How has HDC’s Six to Celebrate program helped you to address your goals? 

It gave me the courage to address our goals and find my own way. Frampton has been a guiding force, making suggestions on how to proceed.  He encouraged me to get grants for an architectural historian to conduct a survey for the National Register listing, and we raised $45,000 that way. Because of Six to Celebrate, we received many donations from neighbors including some who worked in Gowanus. Support also came from the National Trust for Historic Preservation, the Lilly Auchincloss Foundation, Citizens Committee for New York City, New Yorkers for Better Neighborhoods, the New York Landmarks Conservancy and the Preservation League of New York State.  Marvelous! Through HDC, we have had coverage for our projects in newspapers and blogs, and on the HDC website.  We are always getting calls.

Simeon Bankoff [HDC’s Executive Director], and HDC staff are providing help with the property owners list for the National Register work. Nadezhda Williams [HDC’s Director of Preservation and Research] was very supportive, coming forward with information about preservation. HDC wrote letters of recommendation for our grant applications, helped designed a walking tour of Gowanus, and created an illustrated neighborhood guide. Gregory Dietrich, the architectural historian who conducted the survey, has been a mentor and practical visionary for our project. He and I gave a tour for staff from the NYS Office of Historic Preservation. On Frampton’s recommendation, I contacted Erin Tobin of the NYS Preservation League and gave her a tour. At the celebration for the nomination to the National Register, she presented FROGG with a check from the League.  Erin said the project was so strong it could stand as model for the rest of New York State!

What are your next steps? 

We are working toward a National Register listing of the Gowanus industrial corridor and expect a review in the spring of 2014. Our survey of the area should strengthen the justification for preservation, including wetlands restoration.  We hope this project will emphasize that industry, particularly non-polluting, is alive and well in Gowanus.

Finally, why has living in an historic neighborhood been important to you?

I live in an old row house that was a wreck when we found it!
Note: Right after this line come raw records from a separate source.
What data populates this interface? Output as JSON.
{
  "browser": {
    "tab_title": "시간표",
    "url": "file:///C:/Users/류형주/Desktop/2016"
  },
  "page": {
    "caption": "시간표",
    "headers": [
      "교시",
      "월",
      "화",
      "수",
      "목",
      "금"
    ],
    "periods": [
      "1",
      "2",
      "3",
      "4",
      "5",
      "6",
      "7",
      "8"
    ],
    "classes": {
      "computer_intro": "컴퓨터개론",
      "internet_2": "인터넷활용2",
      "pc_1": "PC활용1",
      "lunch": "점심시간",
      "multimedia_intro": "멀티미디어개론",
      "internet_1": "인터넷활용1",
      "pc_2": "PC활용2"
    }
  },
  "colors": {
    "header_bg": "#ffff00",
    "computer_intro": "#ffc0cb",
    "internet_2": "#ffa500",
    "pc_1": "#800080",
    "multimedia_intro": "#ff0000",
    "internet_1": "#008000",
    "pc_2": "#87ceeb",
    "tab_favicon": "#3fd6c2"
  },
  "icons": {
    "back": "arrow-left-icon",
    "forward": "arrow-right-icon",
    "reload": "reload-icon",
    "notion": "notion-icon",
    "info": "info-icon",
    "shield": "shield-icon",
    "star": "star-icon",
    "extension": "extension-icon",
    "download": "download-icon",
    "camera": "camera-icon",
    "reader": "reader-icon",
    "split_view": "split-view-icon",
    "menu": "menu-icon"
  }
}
It had no windows, no doors, no plumbing, was bashed in, and there had been a fire.  Area banks wouldn’t take a chance on Gowanus, but a bank in Queens gave us a home improvement loan, and we did almost everything ourselves. If I had known Gowanus was a toxic waterway in the beginning, I would have had second thoughts.  But I have come to love this neighborhood because of what it was, and what it could be. It could be protected if people do the right thing!